Integrating weakness

Yesterday at the gym I had a wonderful breakthrough-type experience.  I’ve been adding weights to my cardio regimen which consists of treadmill and adaptive elliptical.  Running at a gym affords the benefit that one can easily add weights and upper-body motion to a routine.  Running outdoors it would be difficult if not impossible to do similar things with weights.

I prefer to do interval training on the elliptical and I actually invert the series so that during the periods of lower resistance I actually add the weights and upper-body motion thus increasing my heartrate.  Then when the cycle switches back to the higher resistance periods I stop with the weights and use it as a chance to recover a bit and check my heart rate.

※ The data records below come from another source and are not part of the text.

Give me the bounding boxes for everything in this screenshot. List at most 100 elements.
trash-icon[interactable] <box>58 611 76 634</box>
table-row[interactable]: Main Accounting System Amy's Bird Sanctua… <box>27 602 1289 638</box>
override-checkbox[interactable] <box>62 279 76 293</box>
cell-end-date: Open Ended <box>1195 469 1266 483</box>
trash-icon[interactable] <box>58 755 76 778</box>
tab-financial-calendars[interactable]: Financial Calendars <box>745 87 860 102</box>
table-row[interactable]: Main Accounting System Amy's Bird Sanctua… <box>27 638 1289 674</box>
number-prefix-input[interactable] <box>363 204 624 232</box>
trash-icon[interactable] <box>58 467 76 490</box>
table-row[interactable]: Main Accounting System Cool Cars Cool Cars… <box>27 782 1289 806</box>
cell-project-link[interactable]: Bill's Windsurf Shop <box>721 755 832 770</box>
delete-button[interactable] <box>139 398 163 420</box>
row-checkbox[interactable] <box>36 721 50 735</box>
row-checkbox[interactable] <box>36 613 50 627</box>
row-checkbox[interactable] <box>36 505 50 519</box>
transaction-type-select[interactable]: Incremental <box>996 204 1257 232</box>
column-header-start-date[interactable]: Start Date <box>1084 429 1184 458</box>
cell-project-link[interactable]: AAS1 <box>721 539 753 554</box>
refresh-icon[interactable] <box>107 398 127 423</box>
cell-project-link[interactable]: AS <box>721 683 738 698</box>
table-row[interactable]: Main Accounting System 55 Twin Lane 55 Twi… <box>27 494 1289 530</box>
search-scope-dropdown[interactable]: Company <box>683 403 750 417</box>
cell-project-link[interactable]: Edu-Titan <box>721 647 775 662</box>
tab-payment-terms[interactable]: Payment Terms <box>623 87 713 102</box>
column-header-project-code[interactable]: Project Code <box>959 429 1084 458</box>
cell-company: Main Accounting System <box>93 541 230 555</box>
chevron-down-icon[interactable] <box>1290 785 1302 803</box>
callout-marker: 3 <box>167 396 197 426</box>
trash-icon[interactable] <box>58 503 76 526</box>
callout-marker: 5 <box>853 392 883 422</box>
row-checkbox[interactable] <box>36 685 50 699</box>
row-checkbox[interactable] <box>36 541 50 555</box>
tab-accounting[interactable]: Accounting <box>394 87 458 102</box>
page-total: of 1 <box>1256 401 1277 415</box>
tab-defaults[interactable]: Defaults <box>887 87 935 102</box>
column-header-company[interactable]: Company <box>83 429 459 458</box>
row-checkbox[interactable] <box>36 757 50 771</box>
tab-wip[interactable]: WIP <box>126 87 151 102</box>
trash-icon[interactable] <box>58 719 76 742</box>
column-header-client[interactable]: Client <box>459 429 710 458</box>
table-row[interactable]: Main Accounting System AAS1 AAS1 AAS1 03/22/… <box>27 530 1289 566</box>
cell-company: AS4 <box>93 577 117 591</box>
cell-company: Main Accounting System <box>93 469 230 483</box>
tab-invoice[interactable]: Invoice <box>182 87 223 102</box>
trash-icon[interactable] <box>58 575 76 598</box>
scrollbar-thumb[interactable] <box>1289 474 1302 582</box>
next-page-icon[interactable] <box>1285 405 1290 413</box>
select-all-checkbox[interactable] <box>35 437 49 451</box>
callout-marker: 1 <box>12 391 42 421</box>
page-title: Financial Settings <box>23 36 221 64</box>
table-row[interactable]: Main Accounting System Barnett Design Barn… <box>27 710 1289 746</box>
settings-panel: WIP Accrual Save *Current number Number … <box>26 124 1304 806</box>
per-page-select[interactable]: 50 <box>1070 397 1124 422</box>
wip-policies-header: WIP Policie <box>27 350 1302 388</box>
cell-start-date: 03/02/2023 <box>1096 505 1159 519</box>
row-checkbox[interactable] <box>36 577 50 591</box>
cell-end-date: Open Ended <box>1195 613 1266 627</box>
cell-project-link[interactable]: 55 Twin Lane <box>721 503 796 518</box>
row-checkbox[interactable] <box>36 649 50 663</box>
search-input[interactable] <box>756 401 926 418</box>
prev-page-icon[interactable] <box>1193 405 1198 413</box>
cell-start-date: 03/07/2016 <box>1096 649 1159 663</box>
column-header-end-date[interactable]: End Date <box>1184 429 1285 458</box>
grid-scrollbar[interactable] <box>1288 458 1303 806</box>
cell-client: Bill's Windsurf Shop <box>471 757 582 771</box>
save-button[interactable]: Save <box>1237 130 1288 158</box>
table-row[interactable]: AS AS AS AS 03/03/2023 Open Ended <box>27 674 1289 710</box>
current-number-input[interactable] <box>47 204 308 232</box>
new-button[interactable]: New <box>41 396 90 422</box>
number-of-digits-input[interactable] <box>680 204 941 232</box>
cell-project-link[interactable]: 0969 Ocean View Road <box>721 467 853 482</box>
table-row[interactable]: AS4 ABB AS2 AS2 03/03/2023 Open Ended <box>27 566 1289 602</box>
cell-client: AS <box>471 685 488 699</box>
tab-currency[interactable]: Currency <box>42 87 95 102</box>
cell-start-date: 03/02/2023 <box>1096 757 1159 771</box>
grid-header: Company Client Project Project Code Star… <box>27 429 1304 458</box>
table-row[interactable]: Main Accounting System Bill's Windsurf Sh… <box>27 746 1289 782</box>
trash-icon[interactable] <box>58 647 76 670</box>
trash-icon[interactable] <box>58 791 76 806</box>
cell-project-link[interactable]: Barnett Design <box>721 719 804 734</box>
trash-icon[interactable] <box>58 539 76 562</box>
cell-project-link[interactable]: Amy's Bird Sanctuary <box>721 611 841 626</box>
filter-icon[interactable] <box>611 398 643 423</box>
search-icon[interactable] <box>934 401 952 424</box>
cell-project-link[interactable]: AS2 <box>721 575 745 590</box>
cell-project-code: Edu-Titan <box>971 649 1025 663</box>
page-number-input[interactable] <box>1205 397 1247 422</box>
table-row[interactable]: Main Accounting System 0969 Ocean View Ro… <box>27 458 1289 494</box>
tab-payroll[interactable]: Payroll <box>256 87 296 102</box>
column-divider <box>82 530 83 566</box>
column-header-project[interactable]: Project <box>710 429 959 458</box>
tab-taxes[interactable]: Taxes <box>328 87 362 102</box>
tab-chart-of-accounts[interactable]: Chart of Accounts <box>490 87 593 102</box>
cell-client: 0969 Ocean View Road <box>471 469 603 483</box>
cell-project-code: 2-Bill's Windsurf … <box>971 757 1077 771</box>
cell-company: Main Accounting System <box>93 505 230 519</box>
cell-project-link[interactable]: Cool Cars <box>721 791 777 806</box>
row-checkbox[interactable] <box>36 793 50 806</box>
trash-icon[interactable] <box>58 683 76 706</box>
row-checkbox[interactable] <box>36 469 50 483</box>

Today as I was on the elliptical I experienced that my body right now is not in its most energetic phase.   It feels like I’m in some kind of yin phase.  Rather than feel bad about the fact that my body is not as energetic as it sometimes is, I accepted the yin energy as a good thing.  I did not see it as a limitation only part of a cycle that my body goes through.

When I felt a little bit tired instead of repulsing the feeling I accepted it and allowed it to just be there.  Somehow this felt like a breakthrough because I just accepted my body in the state it was in.

Later on when I was doing yoga and practicing dhyana I also sensed that yin energy.  Today gave me a chance to become aware that my body can go through cycles of varying types of energy and no matter what all energy is beautiful and good.

Everything isn’t always at peak.  The fact that there are parts of cycles when things are not peak just makes the times when there is peak energy more intense.  But all the energy is beautiful.  I felt like I gained strength today by feeling weakness, by really feeling the weakness in my arms when doing the upper body movement, and feeling the way my breathing and the state of my body and awareness were when practicing dhyana.

I think to be really strong one has to learn how to also be weak.  Not to fight the weakness but to embrace it.

If people see a person who displays strength in something, they see the person exerting and think “Wow, that is really strength.”  But a person who is really, really strong is one who integrates their weakness.